News / Ottawa

Transportation minister pledges $50M to update rules for self-driving cars

Marc Garneau says the government wants rules for the autonomous vehicle industry that keep people safe— while leaving room for innovation.

The government wants update rules for autonomous vehicles, but it also wants the industry to grow.

Torstar File

The government wants update rules for autonomous vehicles, but it also wants the industry to grow.

The federal government wants better safety regulations for cars that drive themselves— but doesn't want to stall their development in Canada.

Transportation Minister Marc Garneau confirmed $50 million in funding to update regulations for autonomous vehicles during a speech to the Ottawa Chamber of Commerce on Tuesday.

Garneau said the government wants rules for the industry that keep people safe behind their computer-driven wheels, but its also wants room for innovation.   

“It’s to try to ensure safety when autonomous vehicles arrive, but at the same time not to bury the developers in regulations,” he said.

While provincial governments dictate the rules of the road, Transport Canada is responsible for actually clearing vehicles as street-legal.
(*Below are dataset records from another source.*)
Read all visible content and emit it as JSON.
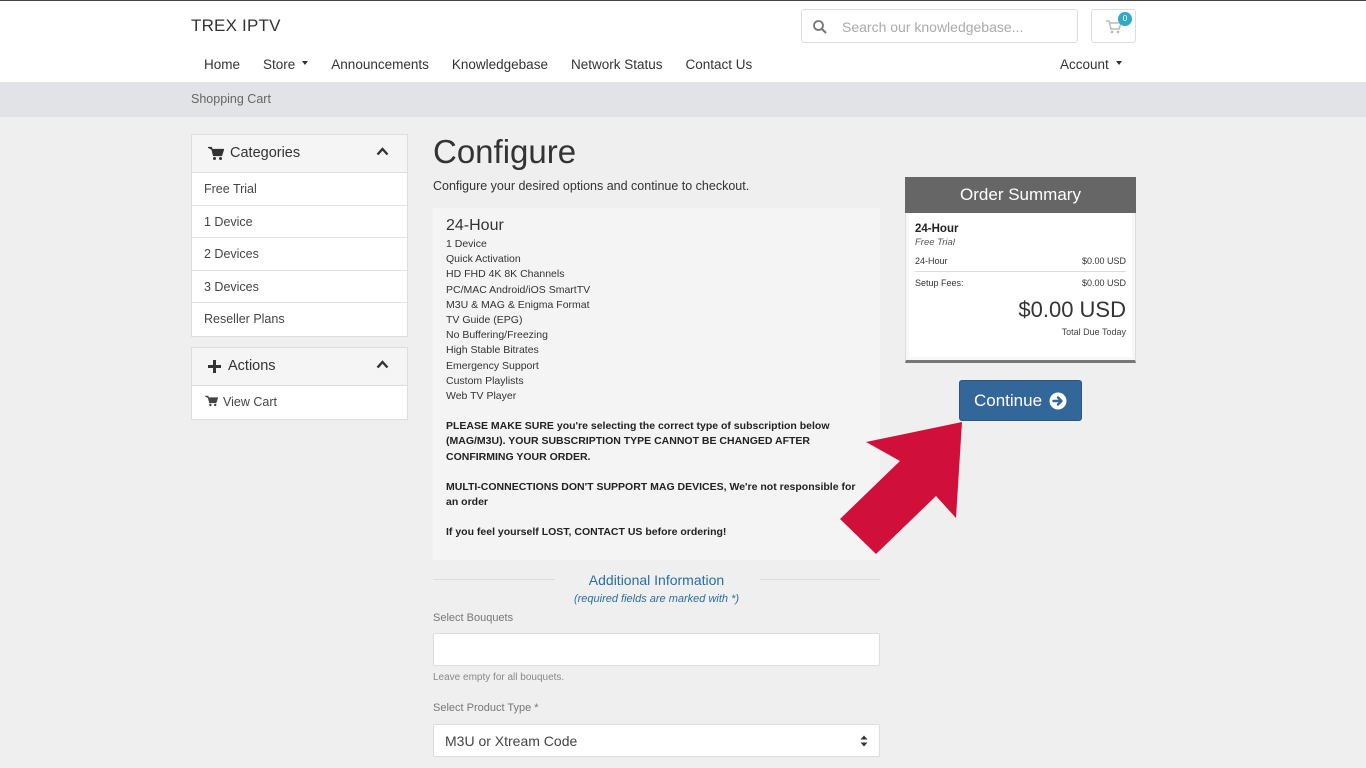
{
  "header": {
    "brand": "TREX IPTV",
    "search_placeholder": "Search our knowledgebase...",
    "cart_count": "0",
    "nav": [
      "Home",
      "Store",
      "Announcements",
      "Knowledgebase",
      "Network Status",
      "Contact Us"
    ],
    "account": "Account"
  },
  "breadcrumb": "Shopping Cart",
  "sidebar": {
    "categories": {
      "title": "Categories",
      "items": [
        "Free Trial",
        "1 Device",
        "2 Devices",
        "3 Devices",
        "Reseller Plans"
      ]
    },
    "actions": {
      "title": "Actions",
      "items": [
        "View Cart"
      ]
    }
  },
  "main": {
    "title": "Configure",
    "subtitle": "Configure your desired options and continue to checkout.",
    "product": {
      "name": "24-Hour",
      "features": [
        "1 Device",
        "Quick Activation",
        "HD FHD 4K 8K Channels",
        "PC/MAC Android/iOS SmartTV",
        "M3U & MAG & Enigma Format",
        "TV Guide (EPG)",
        "No Buffering/Freezing",
        "High Stable Bitrates",
        "Emergency Support",
        "Custom Playlists",
        "Web TV Player"
      ],
      "warning1": "PLEASE MAKE SURE you're selecting the correct type of subscription below (MAG/M3U). YOUR SUBSCRIPTION TYPE CANNOT BE CHANGED AFTER CONFIRMING YOUR ORDER.",
      "warning2": "MULTI-CONNECTIONS DON'T SUPPORT MAG DEVICES, We're not responsible for an order",
      "warning3": "If you feel yourself LOST, CONTACT US before ordering!"
    },
    "additional": {
      "title": "Additional Information",
      "required_note": "(required fields are marked with *)",
      "bouquets_label": "Select Bouquets",
      "bouquets_value": "",
      "bouquets_hint": "Leave empty for all bouquets.",
      "product_type_label": "Select Product Type *",
      "product_type_value": "M3U or Xtream Code"
    }
  },
  "summary": {
    "title": "Order Summary",
    "product_name": "24-Hour",
    "product_group": "Free Trial",
    "line_label": "24-Hour",
    "line_value": "$0.00 USD",
    "setup_label": "Setup Fees:",
    "setup_value": "$0.00 USD",
    "total": "$0.00 USD",
    "total_label": "Total Due Today",
    "continue_label": "Continue"
  },
  "colors": {
    "primary_button": "#336799",
    "link_blue": "#2b6ea0",
    "annotation_arrow": "#d0103a",
    "badge": "#31a9c6"
  }
}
Garneau said he wants government to be “less stringent during the development phase of some of these autonomous technologies in order to encourage these technologies.”
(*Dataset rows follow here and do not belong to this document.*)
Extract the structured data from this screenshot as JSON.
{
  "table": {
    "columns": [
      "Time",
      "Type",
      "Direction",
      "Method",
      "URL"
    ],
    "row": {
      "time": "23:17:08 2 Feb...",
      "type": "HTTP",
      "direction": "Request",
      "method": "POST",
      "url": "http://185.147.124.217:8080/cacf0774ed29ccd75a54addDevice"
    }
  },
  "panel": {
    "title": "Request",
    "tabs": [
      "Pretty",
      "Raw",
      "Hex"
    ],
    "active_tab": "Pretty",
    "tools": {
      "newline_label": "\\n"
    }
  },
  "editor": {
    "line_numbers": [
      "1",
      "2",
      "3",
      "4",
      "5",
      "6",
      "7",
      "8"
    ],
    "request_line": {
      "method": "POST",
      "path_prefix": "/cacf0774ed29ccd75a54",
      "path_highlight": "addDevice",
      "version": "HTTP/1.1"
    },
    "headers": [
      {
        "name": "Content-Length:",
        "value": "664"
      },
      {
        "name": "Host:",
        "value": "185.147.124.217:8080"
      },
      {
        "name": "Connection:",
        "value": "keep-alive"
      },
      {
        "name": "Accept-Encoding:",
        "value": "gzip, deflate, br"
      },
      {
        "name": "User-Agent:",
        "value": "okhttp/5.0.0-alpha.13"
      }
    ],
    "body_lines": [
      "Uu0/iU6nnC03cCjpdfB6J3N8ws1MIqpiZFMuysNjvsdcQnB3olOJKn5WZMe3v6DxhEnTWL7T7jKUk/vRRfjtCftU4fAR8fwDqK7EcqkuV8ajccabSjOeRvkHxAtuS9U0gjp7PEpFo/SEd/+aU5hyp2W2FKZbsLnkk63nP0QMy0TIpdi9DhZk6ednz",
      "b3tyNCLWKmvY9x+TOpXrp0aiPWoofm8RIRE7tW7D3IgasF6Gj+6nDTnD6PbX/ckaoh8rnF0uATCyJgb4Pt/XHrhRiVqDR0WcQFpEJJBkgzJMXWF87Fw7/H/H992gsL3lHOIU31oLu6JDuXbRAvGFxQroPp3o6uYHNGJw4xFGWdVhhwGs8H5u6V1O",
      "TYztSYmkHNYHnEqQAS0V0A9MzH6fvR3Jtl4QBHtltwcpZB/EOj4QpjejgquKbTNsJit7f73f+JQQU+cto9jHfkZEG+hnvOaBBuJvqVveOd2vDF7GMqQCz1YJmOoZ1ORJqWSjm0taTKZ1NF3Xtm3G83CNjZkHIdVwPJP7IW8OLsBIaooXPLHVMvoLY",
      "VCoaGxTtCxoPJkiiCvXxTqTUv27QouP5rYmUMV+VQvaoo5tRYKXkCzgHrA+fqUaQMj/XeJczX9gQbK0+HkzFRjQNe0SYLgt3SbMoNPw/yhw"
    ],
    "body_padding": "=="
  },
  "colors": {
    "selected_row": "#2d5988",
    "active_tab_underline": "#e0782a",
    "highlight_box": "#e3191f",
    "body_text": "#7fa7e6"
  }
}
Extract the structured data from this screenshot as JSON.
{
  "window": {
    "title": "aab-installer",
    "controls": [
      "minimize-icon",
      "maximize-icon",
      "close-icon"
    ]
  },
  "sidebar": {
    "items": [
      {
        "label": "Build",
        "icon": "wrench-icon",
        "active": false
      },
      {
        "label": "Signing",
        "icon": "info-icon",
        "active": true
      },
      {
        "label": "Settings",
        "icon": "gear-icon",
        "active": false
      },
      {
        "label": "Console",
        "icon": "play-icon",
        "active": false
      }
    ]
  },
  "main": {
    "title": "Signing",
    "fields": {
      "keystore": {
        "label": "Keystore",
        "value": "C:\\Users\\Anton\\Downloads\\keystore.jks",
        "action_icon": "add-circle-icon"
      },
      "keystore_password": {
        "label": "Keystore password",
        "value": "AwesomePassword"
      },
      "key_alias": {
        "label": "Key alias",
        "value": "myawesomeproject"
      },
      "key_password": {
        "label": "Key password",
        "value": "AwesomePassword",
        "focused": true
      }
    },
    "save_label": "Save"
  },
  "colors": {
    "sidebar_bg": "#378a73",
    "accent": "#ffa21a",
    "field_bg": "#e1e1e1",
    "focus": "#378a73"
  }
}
Barrie Kirk, co-founder of the Canadian Automated Vehicle Centre for Excellence, said he’s glad the minister wants to reduce red tape, but Canada has a long way to go.

“We are lagging behind the other numbers of the G7 in a number of areas,” he said.
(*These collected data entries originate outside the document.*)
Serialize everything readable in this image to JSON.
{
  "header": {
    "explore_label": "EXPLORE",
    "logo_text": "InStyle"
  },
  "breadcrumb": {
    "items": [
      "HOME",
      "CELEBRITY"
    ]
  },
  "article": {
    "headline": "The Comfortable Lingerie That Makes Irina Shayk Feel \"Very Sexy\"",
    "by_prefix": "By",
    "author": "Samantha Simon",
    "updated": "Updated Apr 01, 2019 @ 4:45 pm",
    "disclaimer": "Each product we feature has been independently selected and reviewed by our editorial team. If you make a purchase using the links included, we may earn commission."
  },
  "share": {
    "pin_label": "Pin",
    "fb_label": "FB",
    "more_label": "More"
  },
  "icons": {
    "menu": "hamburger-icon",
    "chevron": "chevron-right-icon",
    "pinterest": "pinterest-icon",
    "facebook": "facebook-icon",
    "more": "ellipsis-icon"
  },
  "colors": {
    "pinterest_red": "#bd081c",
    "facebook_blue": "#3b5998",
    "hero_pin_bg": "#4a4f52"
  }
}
Kirk points to the United Kingdom, where staff from the regulatory agencies and the economic and innovation agencies have been pulled together in a new group to work on the problem.  

He said Canada has the two groups in their own silos.

“It’s one foot on the gas pedal and one foot on the brake pedal and that’s not the best way to go forward.”

He said provincial governments also have update their rules and the federal government should be encouraging them to work together on this.

“What we don’t want to end up with is a patchwork quilt. We need to have consistency.”